I can just imagine trying to explain to someone who's not computer literate how fsb, L2 cache, processor frequency, prefetch, sse and everything else that differentiates Athlon's with PR ratings. It's much easier to just give them a performance number.

There are some cpu speeds which have more then one model of cpu that was available. For example the xp2800+ was available as both a thoroughbred-b and then a barton. Here's a chart:

http://www.tomshardware.com/cpu/20030210/barton-09.html

----------

## greg32

Yes, I know this.  There are many things that would be hard to explain, over and above the features you mentioned.  But, although this is the case, most still know what megahertz are, and they purchase a 2800+ as the equal equivalent of a 2.8p4.  And all over the place, there are thousands of people disheartened when they discover the lover clock ratings of the AMD chips.  I have even come accross people who simply can't grasp the idea, and when I try to explain it to them, they get pissed off.

----------

## CheshireCat

 *greg32 wrote:*   

> And all over the place, there are thousands of people disheartened when they discover the lover clock ratings of the AMD chips.  I have even come accross people who simply can't grasp the idea, and when I try to explain it to them, they get pissed off.

 

These tend to be the same people who really think that MHz == performance, so without this labelling, they would never have even considered AMD to begin with.  The only reasonable alternative would be to label it something like "Athlon XP 1.8GHz (performs same as P4 2.5GHz)".  I don't think this would be effective, people who "know" that clock speed == performance won't read past the 1.8GHz.  It could also turn into a legal and PR nightmare for AMD.Last edited by CheshireCat on Sun Jan 25, 2004 7:16 pm; edited 1 time in total

----------

## mukwuknuk

I hope this is still on-topic: where does one get Gentoo live-CDs and stages for AMD architecture?  I'm looking at all the download sites and all I see is AMD64 which I, like the originator of this thread, have not gone to yet.  Why does AMD32 seem to be lacking?  Are we supposed to use x86 images and stages, figuring AMD matches Intel fairly closely?  I don't think that will work, since I tried booting my AMD box off an i86 Gentoo CD but it refused to boot.  Should I start a new thread about this, or can someone give a few quick pointers?

----------

## SoulSe

 *mukwuknuk wrote:*   

> I hope this is still on-topic: where does one get Gentoo live-CDs and stages for AMD architecture?  I'm looking at all the download sites and all I see is AMD64 which I, like the originator of this thread, have not gone to yet.  Why does AMD32 seem to be lacking?  Are we supposed to use x86 images and stages, figuring AMD matches Intel fairly closely?  I don't think that will work, since I tried booting my AMD box off an i86 Gentoo CD but it refused to boot.  Should I start a new thread about this, or can someone give a few quick pointers?

 

I bought my Live CD set for Athlon XP from the store on this website. They are available for download as well, definately...

----------

## mukwuknuk

Oh I see it.... the AMD stuff is stored under x86.  My bad; I didn't expect it to be there.  Thanks.

----------

## richba5tard

Just to clear things up: AMD *never* claimed the XP rating system was supposed to compare it to the P4 equivalent, but to the older Athlon ThunderBird series.

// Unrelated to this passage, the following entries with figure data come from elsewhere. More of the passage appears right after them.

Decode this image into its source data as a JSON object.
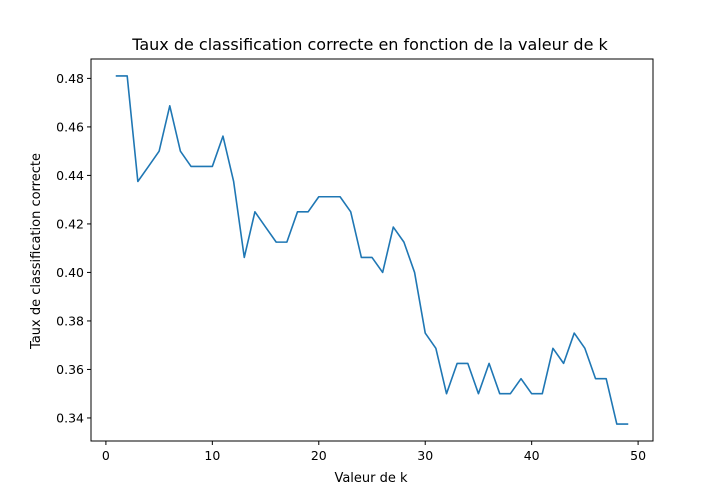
{
  "chart_data": {
    "type": "line",
    "title": "Taux de classification correcte en fonction de la valeur de k",
    "xlabel": "Valeur de k",
    "ylabel": "Taux de classification correcte",
    "xlim": [
      -1.4,
      51.4
    ],
    "ylim": [
      0.3305,
      0.488
    ],
    "xticks": [
      0,
      10,
      20,
      30,
      40,
      50
    ],
    "xtick_labels": [
      "0",
      "10",
      "20",
      "30",
      "40",
      "50"
    ],
    "yticks": [
      0.34,
      0.36,
      0.38,
      0.4,
      0.42,
      0.44,
      0.46,
      0.48
    ],
    "ytick_labels": [
      "0.34",
      "0.36",
      "0.38",
      "0.40",
      "0.42",
      "0.44",
      "0.46",
      "0.48"
    ],
    "grid": false,
    "series": [
      {
        "color": "#1f77b4",
        "x": [
          1,
          2,
          3,
          4,
          5,
          6,
          7,
          8,
          9,
          10,
          11,
          12,
          13,
          14,
          15,
          16,
          17,
          18,
          19,
          20,
          21,
          22,
          23,
          24,
          25,
          26,
          27,
          28,
          29,
          30,
          31,
          32,
          33,
          34,
          35,
          36,
          37,
          38,
          39,
          40,
          41,
          42,
          43,
          44,
          45,
          46,
          47,
          48,
          49
        ],
        "y": [
          0.481,
          0.481,
          0.4375,
          0.4437,
          0.45,
          0.4687,
          0.45,
          0.4437,
          0.4437,
          0.4437,
          0.4562,
          0.4375,
          0.4062,
          0.425,
          0.4187,
          0.4125,
          0.4125,
          0.425,
          0.425,
          0.4312,
          0.4312,
          0.4312,
          0.425,
          0.4062,
          0.4062,
          0.4,
          0.4187,
          0.4125,
          0.4,
          0.375,
          0.3687,
          0.35,
          0.3625,
          0.3625,
          0.35,
          0.3625,
          0.35,
          0.35,
          0.3562,
          0.35,
          0.35,
          0.3687,
          0.3625,
          0.375,
          0.3687,
          0.3562,
          0.3562,
          0.3375,
          0.3375
        ]
      }
    ]
  }
}
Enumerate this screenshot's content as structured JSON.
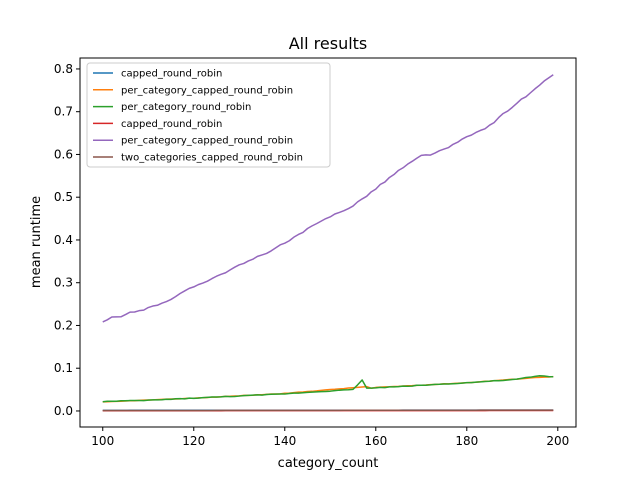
{
  "chart_data": {
    "type": "line",
    "title": "All results",
    "xlabel": "category_count",
    "ylabel": "mean runtime",
    "xlim": [
      95,
      204
    ],
    "ylim": [
      -0.0375,
      0.8256
    ],
    "x_ticks": [
      100,
      120,
      140,
      160,
      180,
      200
    ],
    "y_ticks": [
      0.0,
      0.1,
      0.2,
      0.3,
      0.4,
      0.5,
      0.6,
      0.7,
      0.8
    ],
    "x_tick_labels": [
      "100",
      "120",
      "140",
      "160",
      "180",
      "200"
    ],
    "y_tick_labels": [
      "0.0",
      "0.1",
      "0.2",
      "0.3",
      "0.4",
      "0.5",
      "0.6",
      "0.7",
      "0.8"
    ],
    "grid": false,
    "legend_position": "upper-left",
    "x_range": [
      100,
      199
    ],
    "series": [
      {
        "name": "capped_round_robin",
        "color": "#1f77b4",
        "points": [
          [
            100,
            0.0015
          ],
          [
            199,
            0.002
          ]
        ]
      },
      {
        "name": "per_category_capped_round_robin",
        "color": "#ff7f0e",
        "points": [
          [
            100,
            0.021
          ],
          [
            120,
            0.03
          ],
          [
            140,
            0.041
          ],
          [
            158,
            0.057
          ],
          [
            159,
            0.053
          ],
          [
            160,
            0.055
          ],
          [
            180,
            0.066
          ],
          [
            190,
            0.074
          ],
          [
            196,
            0.079
          ],
          [
            199,
            0.08
          ]
        ]
      },
      {
        "name": "per_category_round_robin",
        "color": "#2ca02c",
        "points": [
          [
            100,
            0.022
          ],
          [
            110,
            0.025
          ],
          [
            120,
            0.03
          ],
          [
            130,
            0.035
          ],
          [
            140,
            0.04
          ],
          [
            150,
            0.047
          ],
          [
            155,
            0.05
          ],
          [
            157,
            0.073
          ],
          [
            158,
            0.053
          ],
          [
            160,
            0.054
          ],
          [
            170,
            0.06
          ],
          [
            180,
            0.066
          ],
          [
            190,
            0.073
          ],
          [
            196,
            0.082
          ],
          [
            199,
            0.08
          ]
        ]
      },
      {
        "name": "capped_round_robin",
        "color": "#d62728",
        "points": [
          [
            100,
            0.0005
          ],
          [
            150,
            0.0008
          ],
          [
            199,
            0.001
          ]
        ]
      },
      {
        "name": "per_category_capped_round_robin",
        "color": "#9467bd",
        "points": [
          [
            100,
            0.208
          ],
          [
            102,
            0.218
          ],
          [
            104,
            0.22
          ],
          [
            106,
            0.23
          ],
          [
            110,
            0.24
          ],
          [
            115,
            0.262
          ],
          [
            120,
            0.291
          ],
          [
            125,
            0.315
          ],
          [
            130,
            0.34
          ],
          [
            135,
            0.365
          ],
          [
            140,
            0.392
          ],
          [
            145,
            0.425
          ],
          [
            150,
            0.455
          ],
          [
            155,
            0.48
          ],
          [
            160,
            0.52
          ],
          [
            165,
            0.562
          ],
          [
            170,
            0.597
          ],
          [
            172,
            0.6
          ],
          [
            175,
            0.611
          ],
          [
            180,
            0.64
          ],
          [
            185,
            0.667
          ],
          [
            190,
            0.712
          ],
          [
            195,
            0.752
          ],
          [
            199,
            0.788
          ]
        ]
      },
      {
        "name": "two_categories_capped_round_robin",
        "color": "#8c564b",
        "points": [
          [
            100,
            0.001
          ],
          [
            150,
            0.0015
          ],
          [
            199,
            0.002
          ]
        ]
      }
    ]
  }
}
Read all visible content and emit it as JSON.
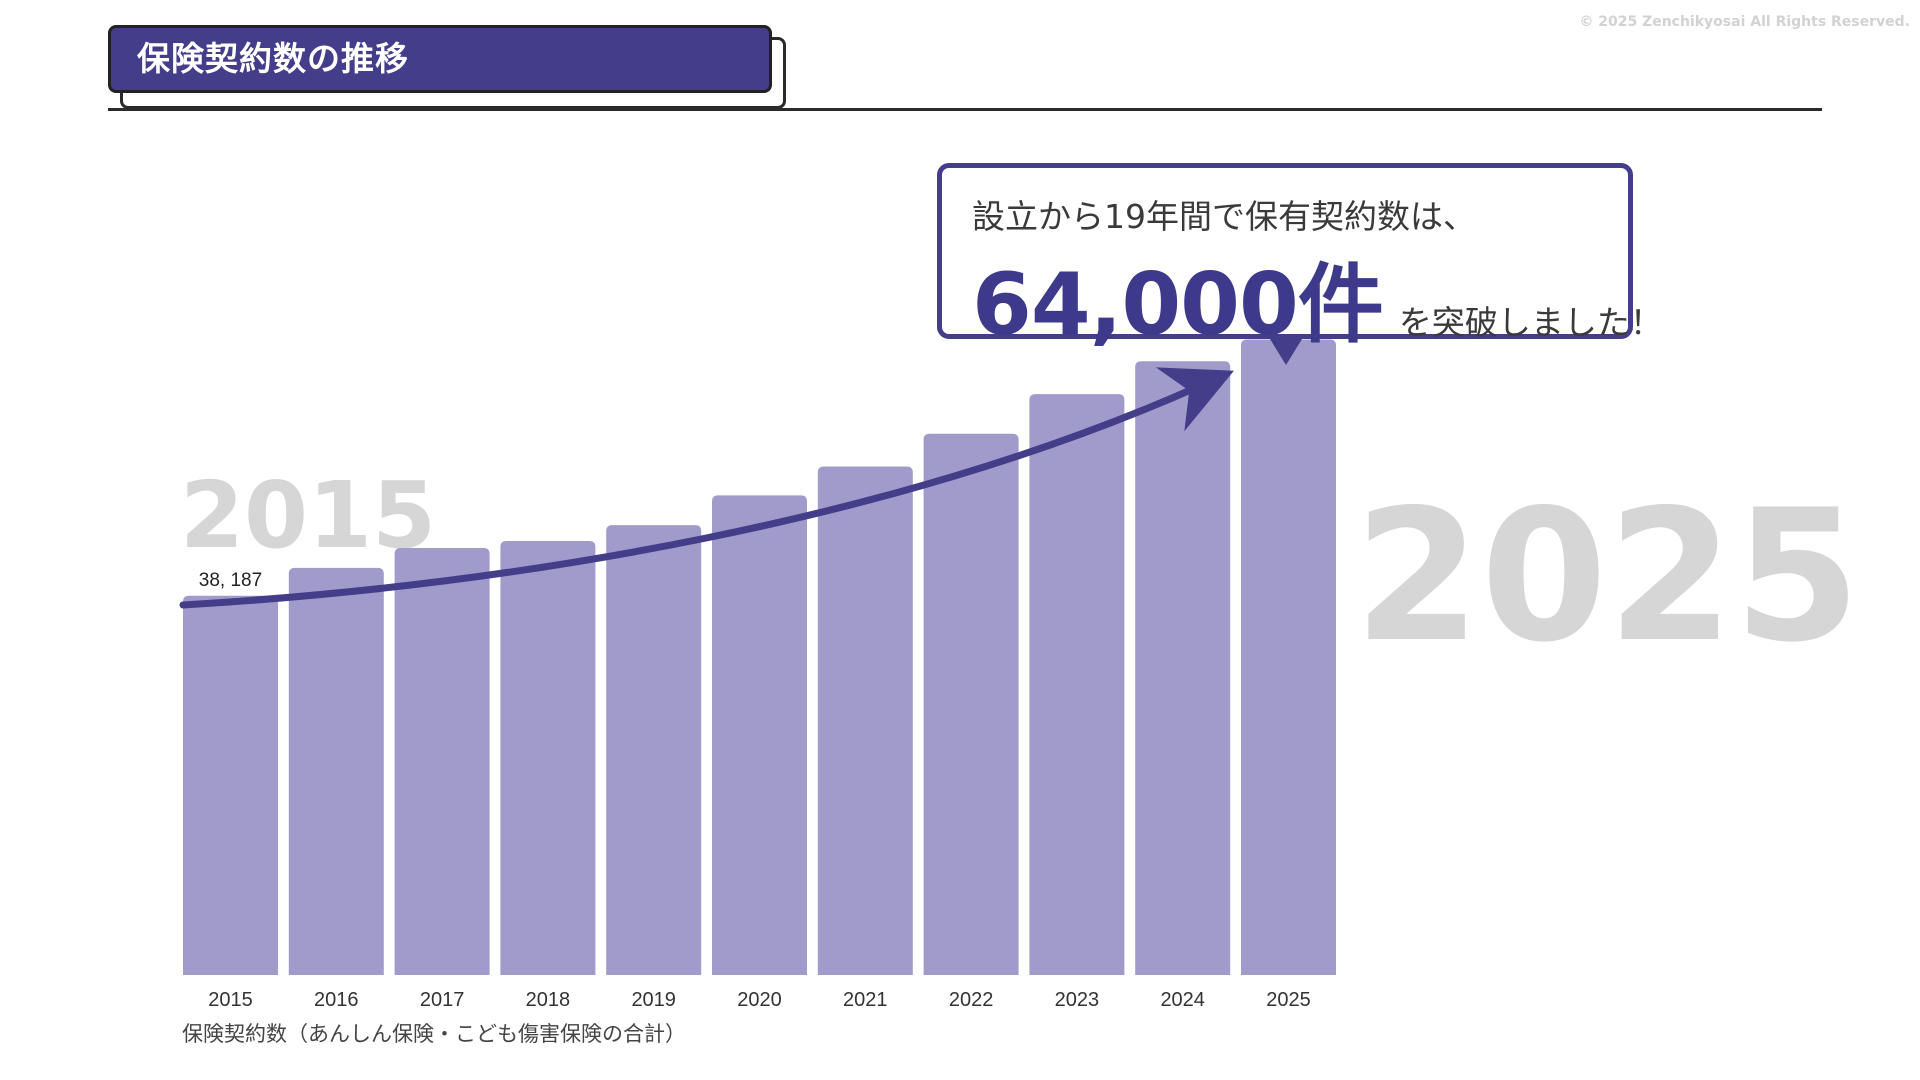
{
  "header": {
    "title": "保険契約数の推移",
    "copyright": "© 2025 Zenchikyosai All Rights Reserved."
  },
  "decor": {
    "year_start": "2015",
    "year_end": "2025"
  },
  "callout": {
    "line1": "設立から19年間で保有契約数は、",
    "highlight": "64,000件",
    "suffix": "を突破しました！"
  },
  "caption": "保険契約数（あんしん保険・こども傷害保険の合計）",
  "colors": {
    "bar": "#a09bcb",
    "accent": "#433d8a",
    "decor_year": "#d6d6d6"
  },
  "chart_data": {
    "type": "bar",
    "categories": [
      "2015",
      "2016",
      "2017",
      "2018",
      "2019",
      "2020",
      "2021",
      "2022",
      "2023",
      "2024",
      "2025"
    ],
    "series": [
      {
        "values": [
          38187,
          41000,
          43000,
          43700,
          45300,
          48300,
          51200,
          54500,
          58500,
          61800,
          64000
        ]
      }
    ],
    "data_labels": {
      "0": "38, 187",
      "10": "64, 000"
    },
    "ylim": [
      0,
      72000
    ],
    "grid": false,
    "legend": "none",
    "trend_arrow": true
  }
}
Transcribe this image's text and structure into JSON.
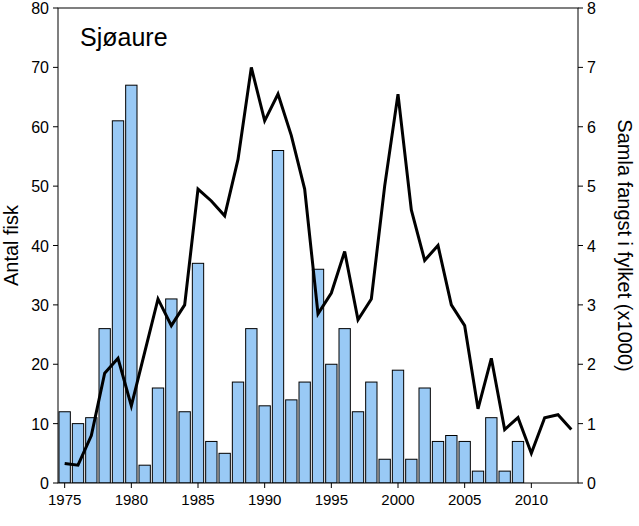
{
  "chart_data": {
    "type": "bar",
    "title": "Sjøaure",
    "y_label": "Antal fisk",
    "y2_label": "Samla fangst i fylket (x1000)",
    "x": [
      1975,
      1976,
      1977,
      1978,
      1979,
      1980,
      1981,
      1982,
      1983,
      1984,
      1985,
      1986,
      1987,
      1988,
      1989,
      1990,
      1991,
      1992,
      1993,
      1994,
      1995,
      1996,
      1997,
      1998,
      1999,
      2000,
      2001,
      2002,
      2003,
      2004,
      2005,
      2006,
      2007,
      2008,
      2009,
      2010,
      2011,
      2012,
      2013
    ],
    "series": [
      {
        "type": "bar",
        "color": "#99c9f5",
        "values": [
          12,
          10,
          11,
          26,
          61,
          67,
          3,
          16,
          31,
          12,
          37,
          7,
          5,
          17,
          26,
          13,
          56,
          14,
          17,
          36,
          20,
          26,
          12,
          17,
          4,
          19,
          4,
          16,
          7,
          8,
          7,
          2,
          11,
          2,
          7,
          null,
          null,
          null,
          null
        ]
      },
      {
        "type": "line",
        "axis": "y2",
        "color": "#000000",
        "values": [
          0.33,
          0.3,
          0.8,
          1.85,
          2.1,
          1.3,
          2.2,
          3.1,
          2.65,
          3.0,
          4.95,
          4.75,
          4.5,
          5.45,
          7.0,
          6.1,
          6.55,
          5.85,
          4.95,
          2.85,
          3.2,
          3.9,
          2.75,
          3.1,
          5.0,
          6.55,
          4.6,
          3.75,
          4.0,
          3.0,
          2.65,
          1.25,
          2.1,
          0.9,
          1.1,
          0.5,
          1.1,
          1.15,
          0.9
        ]
      }
    ],
    "xlim": [
      1974.5,
      2013.5
    ],
    "xticks": [
      1975,
      1980,
      1985,
      1990,
      1995,
      2000,
      2005,
      2010
    ],
    "ylim": [
      0,
      80
    ],
    "yticks": [
      0,
      10,
      20,
      30,
      40,
      50,
      60,
      70,
      80
    ],
    "y2lim": [
      0,
      8
    ],
    "y2ticks": [
      0,
      1,
      2,
      3,
      4,
      5,
      6,
      7,
      8
    ],
    "grid": false
  }
}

For those who feel cheated, don't be. The PC enthousiasts aren't cheated because they know Mhz is just one of the many factors determening the overall speed of a processor, and Jhon Doe doesn't get cheated either, because the average AMD processor is cheaper than the equivalent P4 processor.

----------

## Malakin

 *Quote:*   

> Just to clear things up: AMD *never* claimed the XP rating system was supposed to compare it to the P4 equivalent, but to the older Athlon ThunderBird series.

 Almost everyone either thinks the performance ratings are based on the P4 or thinks they should be so they automatically start using it that way. Reading just about any review on new AMD processors a major point is always whether or not the AMD CPU lives up to it's performance rating compared to a P4 so like it or not AMD has to do so or it gets bad reviews.

Personally I think for the sake of the consumer it should be compared to "the competition" which in the case of an Athlon XP is the P4.

Going back and looking at some of the first Athlon XP articles they seem to think the Athlon XP's were rated against the P4 and some even make it sound like AMD had said it was this way. My guess is AMD's PR guys said it was rated against the thunderbird but inside they were really trying to rate it against the P4 and didn't want to publically say this for whatever reason. The Athlon XP's performance increased more steeply when the P4's introduced faster fsb's and faster chipsets, this would only make sense if they really were trying to match the P4.

http://www6.tomshardware.com/cpu/20010829/news-02.html

http://www.anandtech.com/cpu/showdoc.html?i=1543

----------

## bennerstul

The big difference with the 2500 is that it is the 'slowest' AMD processor with the 512 cache, even the 2700 still has 256 but higher clock speed.

----------

## Malakin

 *bennerstul wrote:*   

> The big difference with the 2500 is that it is the 'slowest' AMD processor with the 512 cache, even the 2700 still has 256 but higher clock speed.

 The early 2800+'s were still thoroughbreds with a 256K cache.

The Athlon XP 2500+ runs at a freqency of 1.83Ghz although there are mobile Athlons with 512K cache that run at 1.6Ghz.

The low frequency of the 2500+ has several advantages, one that it can overclock quite a bit and secondly if you leave it at the default speed it only uses 53.7 watts which is fairly low and easy to keep cool especialy with the larger die from the bigger L2 cache (P4 2.4C is 66 watts).

----------